Eve langsung mengayunkan tangan kepada mereka saat tahu situasi itu. "Kalian bubar. Jangan menggosip selagi pekerjaan rumah belum selesai."
"Ah! Kak Eve!"
"Maafkan kami, Kak Eve!"
Kania dan Liana langsung kembali ke kegiatan masing-masing setelah menghormat maaf kepada Eve.
Keesokan harinya, Lucas mengulangi hal yang sama. Lelaki itu bangun pagi dengan persiapan yang baik. Dia sudah mengenakan suit hitam berkelas dengan dasi bercorak garis. Tapi, dengan telaten tetap melakukan apa yang dia mau. Suapan demi suapan dicoba untuk sarapan bersama Aleta. Mereka mengobrol seperti biasa. Dan saat Lucas tidak lagi ditolak, lelaki itu menyunggingkan senyum yang teramat tampan.
Eve sampai mengaguminya diam-diam. Betapa Hendra dan Maharani tepat memilih calon suami untuk Aleta. Dan meskipun gadis itu belum mengerti, dia justru senang melihat Lucas memanjakannya dengan cara-cara tersendiri.
Seperti pagi itu, Aleta mendorong Lucas sesaat setelah dicium dua kali. Gadis itu membuang muka. Wajahnya merah dan mengomel-ngomel entah apa dengan suara pelan. Yang Eve dengar hanya kata-katanya yang terakhir. "Pergi!" Dan Lucas benar-benar beranjak dari sana setelah meletakkan piring dan menepuk pucuk kepalanya.
Eve pun mundur dua langkah di ambang pintu. Dia memberi hormat seperti biasanya sebelum Lucas menyampaikan perintah yang sama setiap pagi. "Bersihkan piringnya. Aku berangkat dulu."
"Baik, Tuan."
Lucas keluar dengan diikuti dua lelaki yang selalu menunggunya untuk bertugas. Asisten Egi dan Manajer Heru. Mereka mengikuti langkahnya dengan Raymond yang sudah menunggu di mobil untuk mengantar mereka langsung ke tempat survey hari ini.

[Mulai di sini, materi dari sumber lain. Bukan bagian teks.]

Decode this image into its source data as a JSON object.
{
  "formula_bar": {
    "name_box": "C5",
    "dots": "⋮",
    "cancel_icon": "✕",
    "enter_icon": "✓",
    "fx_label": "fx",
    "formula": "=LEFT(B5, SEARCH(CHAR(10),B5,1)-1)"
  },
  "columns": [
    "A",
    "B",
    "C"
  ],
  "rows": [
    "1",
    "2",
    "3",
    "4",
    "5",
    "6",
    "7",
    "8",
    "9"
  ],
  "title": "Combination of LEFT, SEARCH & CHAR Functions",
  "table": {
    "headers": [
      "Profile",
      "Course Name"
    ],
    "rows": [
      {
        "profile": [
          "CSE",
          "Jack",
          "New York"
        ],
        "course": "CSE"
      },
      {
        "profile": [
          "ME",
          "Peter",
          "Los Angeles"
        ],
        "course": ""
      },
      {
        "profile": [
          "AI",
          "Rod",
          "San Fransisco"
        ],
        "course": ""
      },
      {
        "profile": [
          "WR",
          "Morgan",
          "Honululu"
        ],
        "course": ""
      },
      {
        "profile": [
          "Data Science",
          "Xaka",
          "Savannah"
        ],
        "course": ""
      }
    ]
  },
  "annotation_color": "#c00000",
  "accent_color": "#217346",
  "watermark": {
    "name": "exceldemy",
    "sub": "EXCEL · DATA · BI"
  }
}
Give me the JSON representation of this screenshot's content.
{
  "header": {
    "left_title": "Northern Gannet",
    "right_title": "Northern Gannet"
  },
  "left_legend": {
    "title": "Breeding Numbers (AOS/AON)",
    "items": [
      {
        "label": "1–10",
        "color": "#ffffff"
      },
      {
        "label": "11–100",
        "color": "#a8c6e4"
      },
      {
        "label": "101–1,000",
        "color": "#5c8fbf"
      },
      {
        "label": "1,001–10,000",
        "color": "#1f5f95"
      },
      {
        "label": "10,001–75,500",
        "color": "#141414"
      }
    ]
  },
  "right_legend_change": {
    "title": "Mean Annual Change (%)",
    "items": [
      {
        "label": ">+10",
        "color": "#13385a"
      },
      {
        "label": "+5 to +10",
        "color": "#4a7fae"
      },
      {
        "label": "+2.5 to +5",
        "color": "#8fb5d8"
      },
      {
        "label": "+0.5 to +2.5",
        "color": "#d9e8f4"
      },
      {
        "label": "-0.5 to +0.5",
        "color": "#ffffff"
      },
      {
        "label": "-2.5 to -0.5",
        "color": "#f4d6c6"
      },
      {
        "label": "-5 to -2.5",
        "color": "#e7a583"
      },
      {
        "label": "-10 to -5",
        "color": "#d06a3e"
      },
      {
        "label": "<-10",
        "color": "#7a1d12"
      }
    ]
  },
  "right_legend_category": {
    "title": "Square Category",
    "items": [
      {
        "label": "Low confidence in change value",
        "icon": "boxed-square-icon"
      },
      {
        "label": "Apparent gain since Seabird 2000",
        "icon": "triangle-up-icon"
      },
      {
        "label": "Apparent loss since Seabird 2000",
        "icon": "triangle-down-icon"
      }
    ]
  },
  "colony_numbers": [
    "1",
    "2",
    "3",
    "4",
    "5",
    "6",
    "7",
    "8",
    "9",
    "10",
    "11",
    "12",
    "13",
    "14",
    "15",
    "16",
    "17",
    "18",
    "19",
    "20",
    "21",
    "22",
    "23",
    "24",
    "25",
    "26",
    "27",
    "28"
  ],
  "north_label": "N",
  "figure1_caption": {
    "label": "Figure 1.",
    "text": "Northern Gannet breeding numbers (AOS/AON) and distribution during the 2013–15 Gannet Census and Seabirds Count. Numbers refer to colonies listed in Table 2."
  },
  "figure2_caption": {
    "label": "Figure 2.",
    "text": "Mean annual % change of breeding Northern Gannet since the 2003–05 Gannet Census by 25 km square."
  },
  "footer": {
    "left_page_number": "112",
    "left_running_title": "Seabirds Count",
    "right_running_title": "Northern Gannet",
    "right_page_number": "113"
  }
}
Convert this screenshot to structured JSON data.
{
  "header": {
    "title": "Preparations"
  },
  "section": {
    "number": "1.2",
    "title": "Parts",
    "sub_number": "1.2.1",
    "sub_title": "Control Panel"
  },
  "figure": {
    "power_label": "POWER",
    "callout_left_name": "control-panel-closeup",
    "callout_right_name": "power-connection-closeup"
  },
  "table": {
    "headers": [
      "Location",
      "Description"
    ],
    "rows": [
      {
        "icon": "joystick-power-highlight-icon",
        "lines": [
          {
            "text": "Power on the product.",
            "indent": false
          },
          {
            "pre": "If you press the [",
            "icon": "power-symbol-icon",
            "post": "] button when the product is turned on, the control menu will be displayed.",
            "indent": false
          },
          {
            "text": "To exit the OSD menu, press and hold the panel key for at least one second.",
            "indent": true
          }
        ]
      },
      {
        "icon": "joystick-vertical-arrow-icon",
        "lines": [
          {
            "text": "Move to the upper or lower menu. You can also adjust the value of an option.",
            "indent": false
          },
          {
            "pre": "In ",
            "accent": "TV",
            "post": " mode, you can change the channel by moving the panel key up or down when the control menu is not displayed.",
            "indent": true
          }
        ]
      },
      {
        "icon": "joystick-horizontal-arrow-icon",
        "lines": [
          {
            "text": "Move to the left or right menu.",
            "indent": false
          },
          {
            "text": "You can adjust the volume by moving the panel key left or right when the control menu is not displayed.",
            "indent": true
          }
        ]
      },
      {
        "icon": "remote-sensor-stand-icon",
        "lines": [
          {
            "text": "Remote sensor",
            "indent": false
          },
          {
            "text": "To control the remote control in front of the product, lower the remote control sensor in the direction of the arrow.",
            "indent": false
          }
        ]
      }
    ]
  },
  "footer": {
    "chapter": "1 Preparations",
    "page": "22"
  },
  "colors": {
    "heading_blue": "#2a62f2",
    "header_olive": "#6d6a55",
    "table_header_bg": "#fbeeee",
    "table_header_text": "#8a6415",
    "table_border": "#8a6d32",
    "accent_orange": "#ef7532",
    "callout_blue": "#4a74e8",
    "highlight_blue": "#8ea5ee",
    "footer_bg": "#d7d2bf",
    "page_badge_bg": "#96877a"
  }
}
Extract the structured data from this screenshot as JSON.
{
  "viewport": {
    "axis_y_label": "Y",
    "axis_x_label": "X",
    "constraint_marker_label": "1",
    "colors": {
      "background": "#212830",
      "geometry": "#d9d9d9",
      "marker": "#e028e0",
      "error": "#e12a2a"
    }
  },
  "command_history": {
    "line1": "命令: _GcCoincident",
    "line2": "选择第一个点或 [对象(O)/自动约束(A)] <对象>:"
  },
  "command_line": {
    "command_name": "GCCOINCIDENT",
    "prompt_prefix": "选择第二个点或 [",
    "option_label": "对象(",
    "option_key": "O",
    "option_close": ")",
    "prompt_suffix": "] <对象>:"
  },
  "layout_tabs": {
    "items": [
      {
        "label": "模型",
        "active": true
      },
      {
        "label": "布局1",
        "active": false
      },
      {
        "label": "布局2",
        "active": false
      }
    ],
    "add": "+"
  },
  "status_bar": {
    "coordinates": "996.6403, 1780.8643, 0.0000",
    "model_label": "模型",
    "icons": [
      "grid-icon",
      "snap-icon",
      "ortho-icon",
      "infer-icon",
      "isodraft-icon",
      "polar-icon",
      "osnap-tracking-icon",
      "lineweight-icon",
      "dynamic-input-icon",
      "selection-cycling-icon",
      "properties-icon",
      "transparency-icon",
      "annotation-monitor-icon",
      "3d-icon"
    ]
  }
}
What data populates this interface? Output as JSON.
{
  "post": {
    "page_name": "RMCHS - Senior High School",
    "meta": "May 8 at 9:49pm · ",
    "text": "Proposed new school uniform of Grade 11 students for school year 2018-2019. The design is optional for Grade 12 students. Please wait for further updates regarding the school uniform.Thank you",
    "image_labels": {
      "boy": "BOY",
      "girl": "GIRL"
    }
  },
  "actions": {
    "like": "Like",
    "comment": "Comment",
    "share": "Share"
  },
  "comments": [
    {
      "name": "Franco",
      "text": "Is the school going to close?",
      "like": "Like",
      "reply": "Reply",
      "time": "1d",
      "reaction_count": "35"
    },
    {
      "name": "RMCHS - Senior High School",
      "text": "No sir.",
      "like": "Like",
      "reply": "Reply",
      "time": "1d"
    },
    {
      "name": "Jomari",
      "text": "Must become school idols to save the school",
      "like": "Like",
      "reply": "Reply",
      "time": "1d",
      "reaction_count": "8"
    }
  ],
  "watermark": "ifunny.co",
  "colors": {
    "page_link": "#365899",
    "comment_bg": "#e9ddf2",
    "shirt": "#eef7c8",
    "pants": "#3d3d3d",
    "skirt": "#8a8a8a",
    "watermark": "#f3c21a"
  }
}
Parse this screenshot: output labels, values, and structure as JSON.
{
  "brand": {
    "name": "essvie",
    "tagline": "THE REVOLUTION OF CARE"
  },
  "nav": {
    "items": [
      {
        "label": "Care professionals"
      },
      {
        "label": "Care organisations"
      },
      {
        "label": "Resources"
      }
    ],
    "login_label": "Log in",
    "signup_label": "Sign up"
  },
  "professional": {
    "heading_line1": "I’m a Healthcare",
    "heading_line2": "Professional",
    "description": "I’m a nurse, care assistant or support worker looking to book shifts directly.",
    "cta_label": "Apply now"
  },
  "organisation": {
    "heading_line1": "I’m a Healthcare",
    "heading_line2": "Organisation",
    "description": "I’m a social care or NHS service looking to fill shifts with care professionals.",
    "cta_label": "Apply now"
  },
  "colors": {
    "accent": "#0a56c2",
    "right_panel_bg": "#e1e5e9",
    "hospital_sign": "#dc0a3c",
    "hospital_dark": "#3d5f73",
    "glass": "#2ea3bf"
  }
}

"Eve, aku ingin mendengarkan musik yang menyenangkan," kata Aleta. Dengan suara yang gemetar. Eve pun meniti air muka gadis itu. Mungkin dia tertekan karena sentuhan Lucas lagi beberapa saat lalu. Eve pun mengangguk meskipun sangat ingin menjelaskan.
"Baik, Nona."
"Piano … mn, instrument milik Beethoveen," kata Aleta. "Apapun. Yang bisa membuatku tenang. Bawakan aku semuanya."
"Saya akan segera kembali."
Eve pun pergi. Dia segera melaksanakan perintah. Meskipun tak dapat dipungkiri, setelah meninggalkan Aleta untuk merenung, hatinya sangat sakit mendengar isakan dari gadis itu.
.
.
.
"Lucas—"
"Shh…"
"Mn—jangan cium."
"Diam untuk sebentar saja."
Musik Beethoven sudah mengalu. Tapi Aleta masih mengingat bagaimana Lucas menyentuhnya lagi beberapa saat lalu. Dia mengusap bibir dengan punggung telunjuk. Sungguh bingung. Mengapa lelaki itu terasa lebih bersemangat daripada sebelumnya. Bukankah Aleta sudah memakinya dengan kata-kata kasar juga sebelumnya?
"Hahh… hahh… hahh…"
"Kau sendiri yang memintaku menghukummu kan?" tanya Lucas. Aleta yakin setelah ciuman itu berakhir, wajah Lucas masih tepat berada di depannya. "Jadi ini bukan salahku."
"Pergi!"
Aleta berharap Lucas marah sekalian. Mungkin dengan begitu dia akan membenci Aleta dan takkan melakukan itu lagi, namun yang Aleta dengar hanya kekehan tawa kecil sebelum tepukan di pucuk kepalanya terasa.
"Jaga dirimu baik-baik selama di rumah," kata Lucas. "Aku berangkat kerja dulu, hm?"
Lucas beralalu dan Aleta hanya bisa diam hingga nafanya yang bersengalan tenang sebelum Eve mendekat.
Sungguh dia benar-benar tak bisa berpikir, bahwa ada jenis ucapan putus asa di dunia ini yang tak bisa lagi ditarik oleh takdir dan indra perasaan seseorang.
"Kau adalah Pamanku, Lucas…" gumam Aleta dengan isakan pelan. "Kenapa melakukannya? Kenapa tidak membunuhku saja?"